Hundreds of previously unknown foreshocks and aftershocks indicate the size of 2007’s deadly implosion at Utah’s Crandall Canyon coal mine was even greater than a post-disaster study suggested.
University of Utah scientists came to that conclusion in research presented Friday at the Seismological Society of America’s annual convention at the Calvin L. Rampton Salt Palace Convention Center in Salt Lake City.
“We are looking at the Crandall Canyon event because we have accurate logs and very extensive seismic data,” said Kim McCarter, U. professor of mining engineering, and one of four study authors. “That provides a way of investigating the data to see if anything could be applied to other mines to improve safety.”
Reviewing seismograph records for evidence of very small tremors — down to a level equivalent to one-tenth of the energy released by a hand grenade — the scientists found “strong statistical evidence” of 569 aftershocks to go along with 759 seismic events that preceded the collapse, which registered as a 3.9 magnitude earthquake.
When the collapse occurred at 2:48 a.m. on Aug. 6, 2007, walls of the Huntington Canyon mine blew in on a six-man crew excavating pillars of coal holding up the roof in a section mined out earlier.
Rescuers dug through debris-filled tunnels for 10 days, hoping to find the miners alive. But on Aug. 16, another implosion of the mine walls killed three rescuers and injured six others, ending the underground effort to rescue the trapped six. Their bodies remain sealed in the mine.

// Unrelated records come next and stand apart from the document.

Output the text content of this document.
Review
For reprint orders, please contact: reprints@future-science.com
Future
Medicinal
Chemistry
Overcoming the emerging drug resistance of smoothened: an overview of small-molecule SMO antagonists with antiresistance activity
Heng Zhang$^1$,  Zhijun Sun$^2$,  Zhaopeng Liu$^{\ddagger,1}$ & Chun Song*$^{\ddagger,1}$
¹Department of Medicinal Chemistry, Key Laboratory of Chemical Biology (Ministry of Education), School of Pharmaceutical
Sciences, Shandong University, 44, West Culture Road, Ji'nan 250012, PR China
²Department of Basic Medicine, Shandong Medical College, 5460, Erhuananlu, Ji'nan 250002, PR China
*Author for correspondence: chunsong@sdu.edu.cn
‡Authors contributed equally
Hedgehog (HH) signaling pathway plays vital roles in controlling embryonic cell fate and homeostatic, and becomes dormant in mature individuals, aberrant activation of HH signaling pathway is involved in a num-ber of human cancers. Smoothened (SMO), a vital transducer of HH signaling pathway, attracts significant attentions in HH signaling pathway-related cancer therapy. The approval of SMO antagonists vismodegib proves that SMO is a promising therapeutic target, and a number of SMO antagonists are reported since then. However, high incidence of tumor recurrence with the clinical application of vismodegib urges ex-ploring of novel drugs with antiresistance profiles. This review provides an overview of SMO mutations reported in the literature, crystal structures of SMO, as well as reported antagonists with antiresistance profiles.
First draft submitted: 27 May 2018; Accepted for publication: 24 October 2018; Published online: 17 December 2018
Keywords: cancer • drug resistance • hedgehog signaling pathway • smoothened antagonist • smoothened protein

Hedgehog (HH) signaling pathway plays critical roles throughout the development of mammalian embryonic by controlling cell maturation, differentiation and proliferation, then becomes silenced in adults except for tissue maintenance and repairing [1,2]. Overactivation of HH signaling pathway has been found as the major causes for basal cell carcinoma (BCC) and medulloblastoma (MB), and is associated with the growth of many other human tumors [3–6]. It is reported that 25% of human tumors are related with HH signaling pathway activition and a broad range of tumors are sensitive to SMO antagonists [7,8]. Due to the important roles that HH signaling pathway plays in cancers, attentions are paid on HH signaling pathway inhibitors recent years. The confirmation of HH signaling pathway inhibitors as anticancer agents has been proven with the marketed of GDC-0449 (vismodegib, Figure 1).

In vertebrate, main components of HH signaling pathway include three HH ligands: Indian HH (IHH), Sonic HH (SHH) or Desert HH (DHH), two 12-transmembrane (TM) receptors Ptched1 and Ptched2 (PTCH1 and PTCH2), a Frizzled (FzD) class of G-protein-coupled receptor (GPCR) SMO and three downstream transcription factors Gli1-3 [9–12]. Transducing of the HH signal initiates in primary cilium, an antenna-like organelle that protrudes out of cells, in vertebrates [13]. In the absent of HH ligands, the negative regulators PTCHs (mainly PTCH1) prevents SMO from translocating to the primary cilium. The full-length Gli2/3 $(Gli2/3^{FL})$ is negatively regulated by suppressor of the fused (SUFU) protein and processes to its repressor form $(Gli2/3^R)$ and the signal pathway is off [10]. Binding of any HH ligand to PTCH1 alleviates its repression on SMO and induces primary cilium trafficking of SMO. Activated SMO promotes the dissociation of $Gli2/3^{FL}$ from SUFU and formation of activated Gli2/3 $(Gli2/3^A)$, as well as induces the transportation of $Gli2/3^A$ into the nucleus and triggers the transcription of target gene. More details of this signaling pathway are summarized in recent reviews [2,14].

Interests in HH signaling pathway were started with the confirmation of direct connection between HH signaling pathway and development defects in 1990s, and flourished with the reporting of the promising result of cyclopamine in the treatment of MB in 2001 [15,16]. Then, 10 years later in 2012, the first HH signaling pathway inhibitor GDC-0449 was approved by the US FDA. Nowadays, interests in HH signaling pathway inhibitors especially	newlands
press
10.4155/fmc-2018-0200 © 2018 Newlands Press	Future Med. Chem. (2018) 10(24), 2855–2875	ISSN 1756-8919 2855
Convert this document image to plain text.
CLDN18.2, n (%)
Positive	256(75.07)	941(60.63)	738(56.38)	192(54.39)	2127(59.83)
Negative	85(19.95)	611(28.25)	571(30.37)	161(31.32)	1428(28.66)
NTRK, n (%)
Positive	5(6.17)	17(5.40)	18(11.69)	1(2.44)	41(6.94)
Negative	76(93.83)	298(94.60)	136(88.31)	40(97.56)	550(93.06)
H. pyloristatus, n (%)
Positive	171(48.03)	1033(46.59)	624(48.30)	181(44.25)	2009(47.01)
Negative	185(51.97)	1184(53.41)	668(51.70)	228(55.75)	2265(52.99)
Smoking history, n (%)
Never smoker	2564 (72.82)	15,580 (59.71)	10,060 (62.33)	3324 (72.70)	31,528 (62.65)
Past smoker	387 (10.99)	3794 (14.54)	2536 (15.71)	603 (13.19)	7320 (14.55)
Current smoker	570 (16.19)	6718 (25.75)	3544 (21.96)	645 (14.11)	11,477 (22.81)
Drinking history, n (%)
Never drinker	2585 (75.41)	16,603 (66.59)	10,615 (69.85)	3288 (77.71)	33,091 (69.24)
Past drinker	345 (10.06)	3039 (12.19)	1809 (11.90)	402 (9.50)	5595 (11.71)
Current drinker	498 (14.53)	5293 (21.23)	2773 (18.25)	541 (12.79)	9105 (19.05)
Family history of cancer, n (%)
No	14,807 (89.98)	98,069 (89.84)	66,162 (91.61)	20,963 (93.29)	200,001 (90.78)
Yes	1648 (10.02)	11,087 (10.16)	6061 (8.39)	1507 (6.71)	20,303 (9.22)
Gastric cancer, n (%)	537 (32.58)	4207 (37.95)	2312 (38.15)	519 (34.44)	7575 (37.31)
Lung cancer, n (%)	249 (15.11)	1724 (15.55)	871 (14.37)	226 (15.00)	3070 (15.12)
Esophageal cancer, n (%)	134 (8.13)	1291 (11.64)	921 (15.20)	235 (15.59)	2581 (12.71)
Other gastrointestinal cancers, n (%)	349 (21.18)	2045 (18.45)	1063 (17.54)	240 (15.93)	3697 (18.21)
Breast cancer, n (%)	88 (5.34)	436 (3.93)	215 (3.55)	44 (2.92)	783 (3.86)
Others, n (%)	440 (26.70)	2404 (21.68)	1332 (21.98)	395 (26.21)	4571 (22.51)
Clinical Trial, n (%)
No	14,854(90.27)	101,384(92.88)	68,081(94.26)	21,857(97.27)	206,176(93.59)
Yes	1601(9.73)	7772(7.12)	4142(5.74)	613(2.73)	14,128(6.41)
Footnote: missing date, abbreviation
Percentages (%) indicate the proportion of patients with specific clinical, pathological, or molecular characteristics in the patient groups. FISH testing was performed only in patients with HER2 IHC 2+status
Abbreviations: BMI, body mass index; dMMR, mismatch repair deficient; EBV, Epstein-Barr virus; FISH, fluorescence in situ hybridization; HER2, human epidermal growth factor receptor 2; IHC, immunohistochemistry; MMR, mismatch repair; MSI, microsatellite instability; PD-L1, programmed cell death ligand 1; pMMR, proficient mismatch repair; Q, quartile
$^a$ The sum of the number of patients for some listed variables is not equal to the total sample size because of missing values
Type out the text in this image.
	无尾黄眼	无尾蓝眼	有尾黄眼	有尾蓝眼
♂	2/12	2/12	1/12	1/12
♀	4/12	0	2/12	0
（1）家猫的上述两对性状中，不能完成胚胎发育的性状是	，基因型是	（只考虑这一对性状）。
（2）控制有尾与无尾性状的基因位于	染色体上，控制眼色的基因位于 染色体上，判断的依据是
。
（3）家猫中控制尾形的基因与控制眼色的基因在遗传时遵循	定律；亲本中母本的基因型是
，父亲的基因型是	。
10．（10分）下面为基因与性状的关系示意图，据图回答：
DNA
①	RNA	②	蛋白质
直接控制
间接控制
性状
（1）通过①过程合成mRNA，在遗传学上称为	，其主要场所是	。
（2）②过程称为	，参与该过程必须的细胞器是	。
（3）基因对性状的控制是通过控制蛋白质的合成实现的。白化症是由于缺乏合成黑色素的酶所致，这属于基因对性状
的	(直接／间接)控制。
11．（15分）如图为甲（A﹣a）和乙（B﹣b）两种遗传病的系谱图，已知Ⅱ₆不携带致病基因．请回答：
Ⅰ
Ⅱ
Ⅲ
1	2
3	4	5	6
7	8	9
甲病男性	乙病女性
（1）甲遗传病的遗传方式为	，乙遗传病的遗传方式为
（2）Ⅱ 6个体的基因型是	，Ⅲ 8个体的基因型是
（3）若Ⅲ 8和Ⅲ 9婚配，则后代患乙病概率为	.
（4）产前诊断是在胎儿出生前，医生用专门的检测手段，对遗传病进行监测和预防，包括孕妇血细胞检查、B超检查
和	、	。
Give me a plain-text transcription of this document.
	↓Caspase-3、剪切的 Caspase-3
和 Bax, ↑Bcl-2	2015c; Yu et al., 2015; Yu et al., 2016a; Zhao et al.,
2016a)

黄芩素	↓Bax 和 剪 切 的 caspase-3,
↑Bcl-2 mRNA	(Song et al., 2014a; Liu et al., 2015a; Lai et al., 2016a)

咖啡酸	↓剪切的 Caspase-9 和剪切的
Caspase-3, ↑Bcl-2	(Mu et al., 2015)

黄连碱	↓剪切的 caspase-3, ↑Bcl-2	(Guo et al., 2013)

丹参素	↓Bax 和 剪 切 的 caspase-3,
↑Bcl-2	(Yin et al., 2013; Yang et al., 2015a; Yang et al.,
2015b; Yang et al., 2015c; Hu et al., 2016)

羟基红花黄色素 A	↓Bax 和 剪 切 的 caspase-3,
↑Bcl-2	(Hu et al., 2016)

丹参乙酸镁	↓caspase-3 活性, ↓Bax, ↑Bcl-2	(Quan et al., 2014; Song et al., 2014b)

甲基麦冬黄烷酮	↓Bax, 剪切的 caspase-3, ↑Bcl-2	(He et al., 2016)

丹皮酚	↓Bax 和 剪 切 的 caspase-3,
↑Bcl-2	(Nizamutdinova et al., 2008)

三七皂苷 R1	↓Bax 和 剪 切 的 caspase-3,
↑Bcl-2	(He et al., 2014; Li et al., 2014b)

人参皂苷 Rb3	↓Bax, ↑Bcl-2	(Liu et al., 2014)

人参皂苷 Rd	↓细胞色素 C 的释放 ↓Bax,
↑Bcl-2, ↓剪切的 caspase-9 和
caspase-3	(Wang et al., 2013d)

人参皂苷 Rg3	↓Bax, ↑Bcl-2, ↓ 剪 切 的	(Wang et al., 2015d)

Bob Murray, founder of Murray Energy Co., the mine’s co-owner and operator, has contended from the start that an earthquake triggered the collapse. A company statement Friday said the new study “confirms what [Murray Energy] has always said, which is that an earthquake, related to the massive geologic faulting in the area, caused the event. … Nothing that occurred inside the Crandall Canyon mine caused the seismic event of August 2007.”
But U. spokesman Lee Siegel said the study doesn’t support the view of Murray Energy.
“[Murray Energy’s] statement is not based on science and is divorced from reality. From the day of the Crandall Canyon mine collapse, the University of Utah Seismograph Stations pointed out the magnitude-3.9 seismic event recorded was not a natural earthquake, but in fact was the seismic signal of the mine collapse itself. The new study and a 2008 university study both reinforce that view, contrary to [Murray Energy’s] claim,” Siegel said.
The 2008 study by U. seismologist Jim Pechmann counted 55 seismic events of magnitude 1.6 or higher around the Aug. 6 collapse and calculated the area that blew in covered 50 square acres, four times more than originally thought.
This new research shows that foreshocks and aftershocks were clustered in three areas: where the buried miners were working, where the rescuers were blasted, and in the mine’s western depths.
The cluster at the western end indicates the collapse spread into that area, which had not been included as a blow-in zone on the 2008 study.
“We have three clusters to look at and try to come up with an explanation of why there were three,” said McCarter, adding that uncertainty remains about why some seismic activity was recorded “in an area where no mining occurred.” Murray Energy’s statement said this finding verified its position about what occurred.
Tex Kubacki, a U. graduate student and the study’s lead author, disagreed with that interpretation by the company.
“The vast majority of seismicity we discovered is in the area where mining took place,” he said, adding that most foreshocks were caused by mining. Further research is needed to see if these “small jolts” might have warned of a collapse.
So far, McCarter added, “nothing measured would have said, ‘Here’s a [mine collapse] that’s ready to happen.’ ”
In 2012, Murray Energy paid nearly $1.5 million to resolve criminal charges and mine-safety citations. The company earlier agreed to an undisclosed settlement with disaster victims.
University of Utah authors of the study presented Friday were Tex Kubacki and Kim McCarter from the mining engineering department and Keith Koper and Kris Pankow from the seismograph stations.